The hon. Lady was a brilliant co-chair with me for all those years; we agreed on most things even though there is a tiny number of things we do not agree on. The hon. Lady is absolutely right. I have a constituent who has now turned 18, although it is not the THC but another medical component that particularly helps her. People come out of the care of one part of the health service and there is a little bit of a transition period but there is very little research on the evidential base going forward, and we need to do that research.

Let me touch for a second on what has been said to me by senior medical people in the Department of Health and Social Care. They said, “We need to do trials, Mike. We need to use placebos. We need to find out whether this actually works or whether it doesn’t work.” What parent on this planet is going to take their child off a medication that actually works, with the risk that they may get a placebo, have a seizure and die? Is that where we are in the 21st century, really and truly?

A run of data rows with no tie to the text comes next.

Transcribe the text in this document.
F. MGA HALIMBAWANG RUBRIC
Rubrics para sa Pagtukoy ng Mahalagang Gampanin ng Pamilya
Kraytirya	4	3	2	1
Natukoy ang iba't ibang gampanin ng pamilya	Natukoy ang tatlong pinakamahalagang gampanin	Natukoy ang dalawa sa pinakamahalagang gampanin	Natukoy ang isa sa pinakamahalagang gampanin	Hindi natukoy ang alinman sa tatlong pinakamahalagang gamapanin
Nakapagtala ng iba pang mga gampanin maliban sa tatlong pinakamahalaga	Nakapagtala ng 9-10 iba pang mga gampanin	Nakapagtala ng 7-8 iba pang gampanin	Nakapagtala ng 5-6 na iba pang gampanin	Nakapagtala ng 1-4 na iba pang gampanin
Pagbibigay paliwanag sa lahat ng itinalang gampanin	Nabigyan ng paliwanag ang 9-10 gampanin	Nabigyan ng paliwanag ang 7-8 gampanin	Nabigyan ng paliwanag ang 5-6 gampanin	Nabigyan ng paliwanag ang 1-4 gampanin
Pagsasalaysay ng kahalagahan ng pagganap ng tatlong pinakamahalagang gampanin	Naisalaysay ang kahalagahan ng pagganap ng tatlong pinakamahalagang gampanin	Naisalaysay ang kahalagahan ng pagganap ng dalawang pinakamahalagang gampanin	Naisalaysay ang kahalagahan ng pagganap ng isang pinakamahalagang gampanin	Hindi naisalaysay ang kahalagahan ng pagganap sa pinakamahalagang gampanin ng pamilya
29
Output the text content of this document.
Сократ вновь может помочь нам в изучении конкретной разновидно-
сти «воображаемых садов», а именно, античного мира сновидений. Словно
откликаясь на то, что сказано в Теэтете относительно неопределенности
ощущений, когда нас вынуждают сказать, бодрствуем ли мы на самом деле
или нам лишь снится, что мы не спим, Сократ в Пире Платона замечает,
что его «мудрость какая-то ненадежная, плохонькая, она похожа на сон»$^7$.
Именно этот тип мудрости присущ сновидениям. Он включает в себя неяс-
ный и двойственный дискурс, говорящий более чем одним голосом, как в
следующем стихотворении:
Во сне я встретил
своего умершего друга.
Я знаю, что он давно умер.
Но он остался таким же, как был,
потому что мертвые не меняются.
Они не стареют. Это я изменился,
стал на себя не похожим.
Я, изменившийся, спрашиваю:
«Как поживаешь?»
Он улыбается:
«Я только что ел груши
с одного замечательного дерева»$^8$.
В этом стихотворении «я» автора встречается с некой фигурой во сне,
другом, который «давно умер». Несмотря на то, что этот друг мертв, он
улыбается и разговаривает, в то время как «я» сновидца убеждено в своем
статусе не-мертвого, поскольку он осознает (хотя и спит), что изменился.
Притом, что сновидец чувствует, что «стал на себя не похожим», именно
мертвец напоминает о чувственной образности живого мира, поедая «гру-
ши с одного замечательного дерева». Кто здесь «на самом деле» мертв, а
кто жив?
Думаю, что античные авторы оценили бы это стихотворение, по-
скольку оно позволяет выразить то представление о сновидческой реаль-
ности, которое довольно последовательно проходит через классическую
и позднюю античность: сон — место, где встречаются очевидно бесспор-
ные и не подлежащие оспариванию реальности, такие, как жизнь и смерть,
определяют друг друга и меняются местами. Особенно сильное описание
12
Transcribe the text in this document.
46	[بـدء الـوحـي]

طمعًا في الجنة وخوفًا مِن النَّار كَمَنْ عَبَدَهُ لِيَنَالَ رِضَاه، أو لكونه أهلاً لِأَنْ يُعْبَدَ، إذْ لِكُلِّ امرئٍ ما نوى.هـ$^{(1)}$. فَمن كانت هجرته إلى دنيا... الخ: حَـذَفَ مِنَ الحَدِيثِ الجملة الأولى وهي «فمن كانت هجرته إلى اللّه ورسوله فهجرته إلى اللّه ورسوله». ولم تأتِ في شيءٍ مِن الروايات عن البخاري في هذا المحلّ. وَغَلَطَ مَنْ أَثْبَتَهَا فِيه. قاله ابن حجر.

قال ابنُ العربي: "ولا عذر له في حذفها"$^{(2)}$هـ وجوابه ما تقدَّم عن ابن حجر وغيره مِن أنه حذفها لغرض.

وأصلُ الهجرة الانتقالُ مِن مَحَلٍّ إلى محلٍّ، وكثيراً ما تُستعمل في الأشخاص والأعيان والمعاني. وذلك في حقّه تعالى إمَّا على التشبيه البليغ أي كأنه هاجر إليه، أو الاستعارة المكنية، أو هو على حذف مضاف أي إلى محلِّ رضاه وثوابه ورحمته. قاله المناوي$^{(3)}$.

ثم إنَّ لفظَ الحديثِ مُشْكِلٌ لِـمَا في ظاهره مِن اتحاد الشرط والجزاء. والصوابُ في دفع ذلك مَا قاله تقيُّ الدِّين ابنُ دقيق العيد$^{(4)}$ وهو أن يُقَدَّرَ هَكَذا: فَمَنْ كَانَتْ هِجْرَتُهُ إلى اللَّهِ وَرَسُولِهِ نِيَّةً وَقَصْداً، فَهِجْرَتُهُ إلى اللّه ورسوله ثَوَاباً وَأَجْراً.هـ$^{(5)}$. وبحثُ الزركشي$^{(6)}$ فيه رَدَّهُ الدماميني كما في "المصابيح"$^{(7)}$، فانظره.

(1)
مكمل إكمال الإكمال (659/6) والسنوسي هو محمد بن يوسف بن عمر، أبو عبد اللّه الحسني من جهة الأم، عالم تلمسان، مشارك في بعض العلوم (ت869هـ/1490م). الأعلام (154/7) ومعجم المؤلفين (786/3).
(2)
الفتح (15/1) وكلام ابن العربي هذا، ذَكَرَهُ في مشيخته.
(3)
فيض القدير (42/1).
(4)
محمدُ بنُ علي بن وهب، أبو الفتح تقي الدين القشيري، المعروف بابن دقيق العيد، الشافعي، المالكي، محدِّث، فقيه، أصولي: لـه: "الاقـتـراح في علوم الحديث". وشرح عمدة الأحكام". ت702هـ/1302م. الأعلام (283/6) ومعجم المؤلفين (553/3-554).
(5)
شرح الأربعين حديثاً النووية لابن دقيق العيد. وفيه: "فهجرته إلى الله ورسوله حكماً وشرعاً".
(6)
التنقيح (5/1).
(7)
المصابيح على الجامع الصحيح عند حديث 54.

We had a statement earlier from the Minister for Covid Vaccine Deployment, my hon. Friend the Member for Stratford-on-Avon (Nadhim Zahawi). We are a world leader in doing medical things. We have done things in this country around the vaccines that no one dreamed possible, yet we are talking about giving placebos—and those people were serious. I can tell the House that the parents were very serious, too. I cannot repeat some of the comments I got from some of the parents, but they quite rightly said—I will speak politely on their behalf—“Not in a million years.” Let us put it in those terms.

I know that the Minister will do her level best, but this is not about the Government taking over Epidiolex. Yes, they need to pay for research—I absolutely agree with the hon. Member for Inverclyde (Ronnie Cowan) about that—and research in this area could change the whole way that pain is addressed and perhaps get us away from using so many opioids, but this is actually just about having trust in the expert who has written the prescription for a child who may well die if he does not get that oil with the THC component on prescription.

Tonia Antoniazzi 

I am sorry for intervening on the right hon. Gentleman again. The NHS keeps asking experts, but those experts are not experts in medical cannabis; they are experts in the condition of epilepsy but have no insight into that. Where is the foresight and vision to help these children with intractable epilepsy?

Sir Mike Penning 

I alluded earlier to the narrow-mindedness of people who have taken an oath to protect people and protect children. No one, I would have thought, goes into the medical profession to hurt people, but at the end of the day, we have a group of children—not thousands, but a small group—whose parents are crying out, “Please listen to my specialist. Please listen to me, as a parent trying to save my child’s life.”

Alberto Costa 

I thank my right hon. Friend for the good work that he did as my predecessor on the APPG. Does he agree that, given that there is such a small number of children across the country who suffer from severe forms of epilepsy, a temporary measure would be for the Government to be bold and simply cover the cost of private prescriptions until we develop the proper framework, along with the science that demonstrates conclusively the efficacy of this medicine?

Sir Mike Penning 

I could not agree with my hon. Friend more strongly. That was what we did in the Home Office, which is why Alfie and some of the other children got their prescriptions paid for by the NHS. We set the committee up and we did it. I say again that I feel personally guilty, because we worked in all good faith to get the issue across to the Department of Health and it still has it, and those parents feel guilty, because they feel that other children should be having the benefits that Alfie is getting.

Surely, given the will of this House, the will of the Government, the will of previous Prime Ministers, the cross-party support, the fact that the previous Health Secretary came and met the parents here in the House and made them a commitment, and the fact that the Home Secretary who changed the legislation is now the Health Secretary, it must be a no-brainer. Let us look after these kids.